CIRCUS "Fashion" soll nicht nur modeaffine Leser interessant sein.

Genau in diesem Zwiespalt stehen auch meine Kommilitonen, die sich mit einer Idee selbstständig gemacht haben. Nicht, dass ich Leuten aus meinem Studiengang nichts zutrauen würde. Ganz im Gegenteil. Während wir häufig im Schatten der bekannten Journalistenschulen stehen und man uns einreden will, wir wüssten zu wenig von der Praxis, gehe ich davon aus, dass wir vielen etwas voraus haben. Doch schon neben dem Studium viel Geld die Hand nehmen und einen eigenen Verlag gründen, wie es einige aus dem Semester über mir getan haben? Ist das nicht zu riskant?

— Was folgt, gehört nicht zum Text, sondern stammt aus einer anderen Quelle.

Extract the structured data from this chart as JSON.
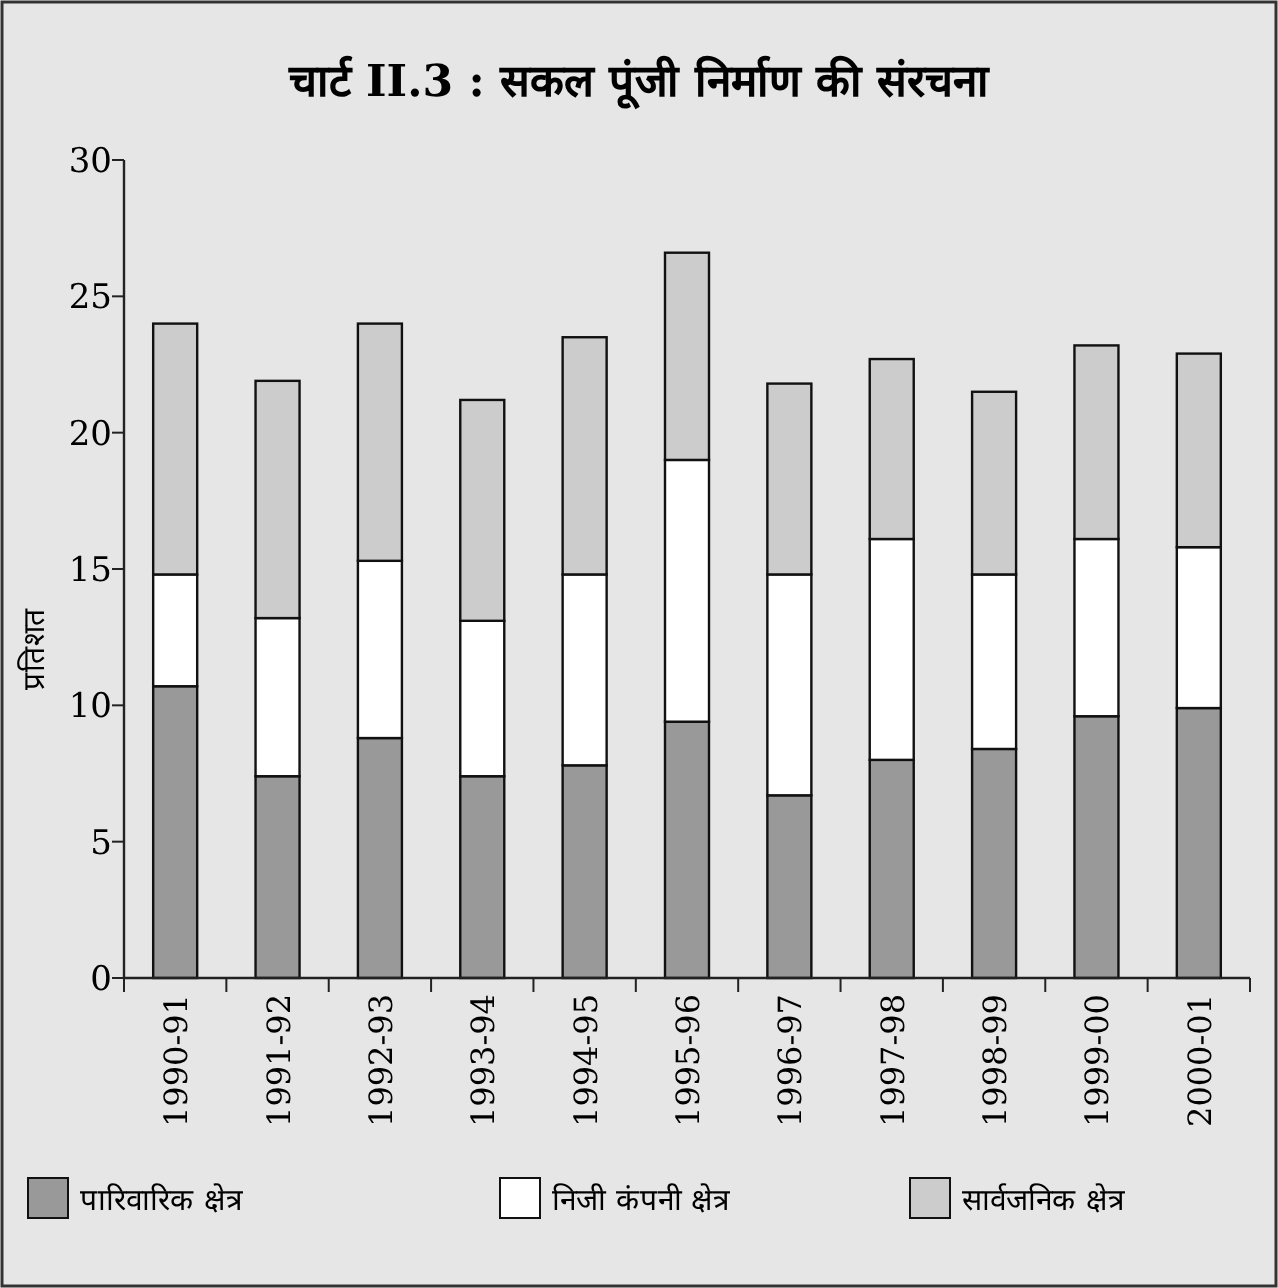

Ihr Verlag namens Herznote ist eine Gesellschaft bürgerlichen Rechts, im Notfall müssten die Gründer privat haften. Auch das Startkapital haben sie überwiegend privat beschafft. “Da wird man im Alter von 22 bis 24 Jahren schon nervös”, sagt mir Rebecca. Sie ist eine der Verlagsgründerinnen. Und sie ist Chefredakteurin des ersten Produkts des Verlags: Dem Bookazine CIRCUS.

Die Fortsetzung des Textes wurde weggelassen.